By David Gledhill, Marketing & Communications Lead
We have been looking back at the work of the Torbay Community Helpline over the last 18 months, and the figures are staggering.
Launched as the Torbay Community Coronavirus Helpline back in March 2020, one week before the first lockdown, it has taken more than 25,750 calls – each one of those from someone who needed help.
Statistics are meaningless until you recognise that every single figure represents a person who was struggling and the Helpline, which did not exist before the COVID crisis began, was there to support them.
In total, staff of numerous charities in the Bay led by the Torbay Community Development Trust, AgeUK Torbay, Brixham Does Care, Healthwatch Torbay and Citizens Advice Torbay have worked alongside an army of volunteers to help and support more than 4,000 people.
The calls are still coming in, but in manageable numbers, a far cry from the peak of nearly 400 calls a day at the height of the crisis but whilst they are no longer as urgent, they are no less important.
We have provided information and advice to 4,064 people who, very often, had nowhere to turn when the world began to change; the roads fell silent, the doorbell stopped ringing and thousands of people were forced into a strict regime of self-isolation.

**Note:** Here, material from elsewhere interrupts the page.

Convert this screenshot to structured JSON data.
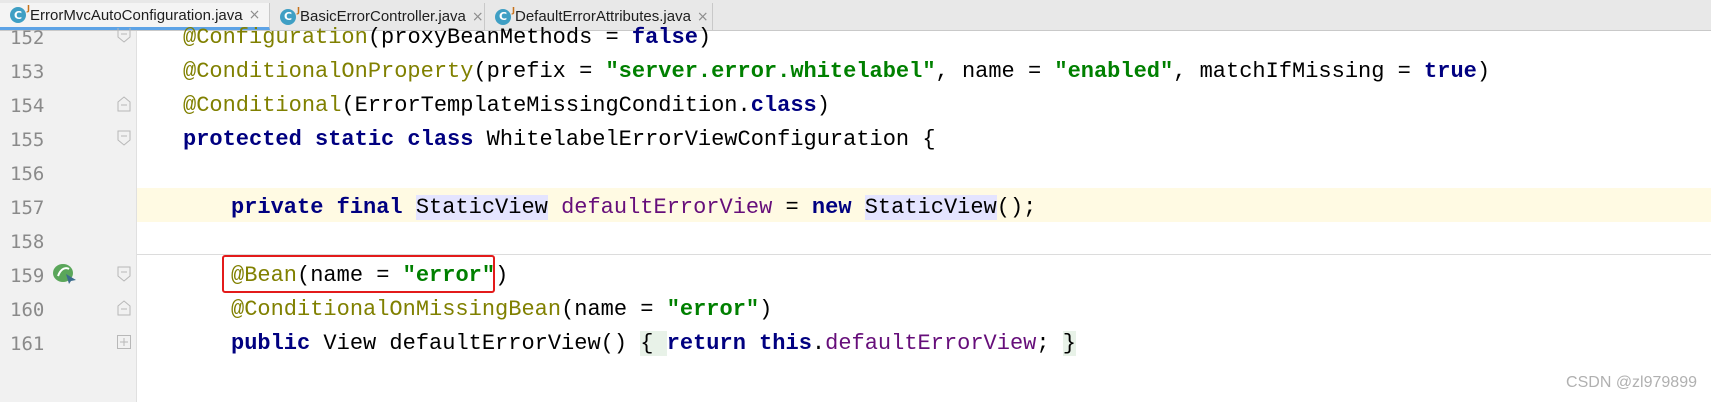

At first, not everyone had the support of friends, neighbours or relatives to go shopping or pick up their prescriptions. Some didn’t even have anyone to talk to and went for weeks at a time in relative silence.
Initially, it was down to our Rapid Response Team of Community Builders and volunteers, which dealt with people who needed help urgently to run the heightened risk of going out onto the streets to join snaking queues outside supermarkets and pharmacies.
It was the Rapid Response Team that went shopping on more than 720 occasions and collected nearly 2,500 prescriptions – some containing life-saving meds, all the while putting themselves in potential peril, and several of them did inevitably contract COVID themselves.
But that did not stop them or, at the peak, the 1,800 volunteers, from repeatedly venturing out to help their friends, neighbours and more often than not, strangers in their hour of need.
In total, the Helpline and its network of helpers went shopping 1,729 times and collected 3,508 prescriptions. It was, at times, relentless.
Before the crisis started, through our work with Ageing Well Torbay, we estimated there to be 6,000 lonely and potentially isolated people in the Bay out of a population of 135,000. We now believe there to be thousands more – although we have yet to analyse our findings.
We do know that there were many callers to the Helpline who we did not know about before the crisis began and we have been supporting as many as possible through our telephone befriending service.
We have not recorded how many telephone befriending calls have been made over the 18 months that have elapsed since COVID entered our lives because some people are rung several times a week others just once a week.
But we know that 400 people asked for a friendly voice to get in touch with them on a regular basis so that they have someone to talk to and know that they were not alone in what became an excruciatingly lonely world.
The Torbay Food Alliance brought together all the foodbanks in the Bay to deliver meals to those who found themselves suddenly unable to put food on the table because they could no longer work.
More than a thousand people were referred to the food banks via the Helpline, and more than 260,000 meals have been delivered. Although it has quietened down a lot in recent months, a combination of higher winter bills and the removal of the Universal Credit top-up may well reverse that trend.
In addition, we have helped just short of 500 people whose mental health has taken a turn for the worse and nearly 900 people who have needed help with their spiralling finances.
Finally, we have been there for people suffering domestic abuse, problems with housing, practical support via the Staying Put Handyman service and, more recently, we have added adult social care calls to our offer.
We weren’t ready when COVID struck, but we were determined and had it not been for the voluntary and charity sector working alongside the NHS and the council, then Torbay today would be in a far worse place.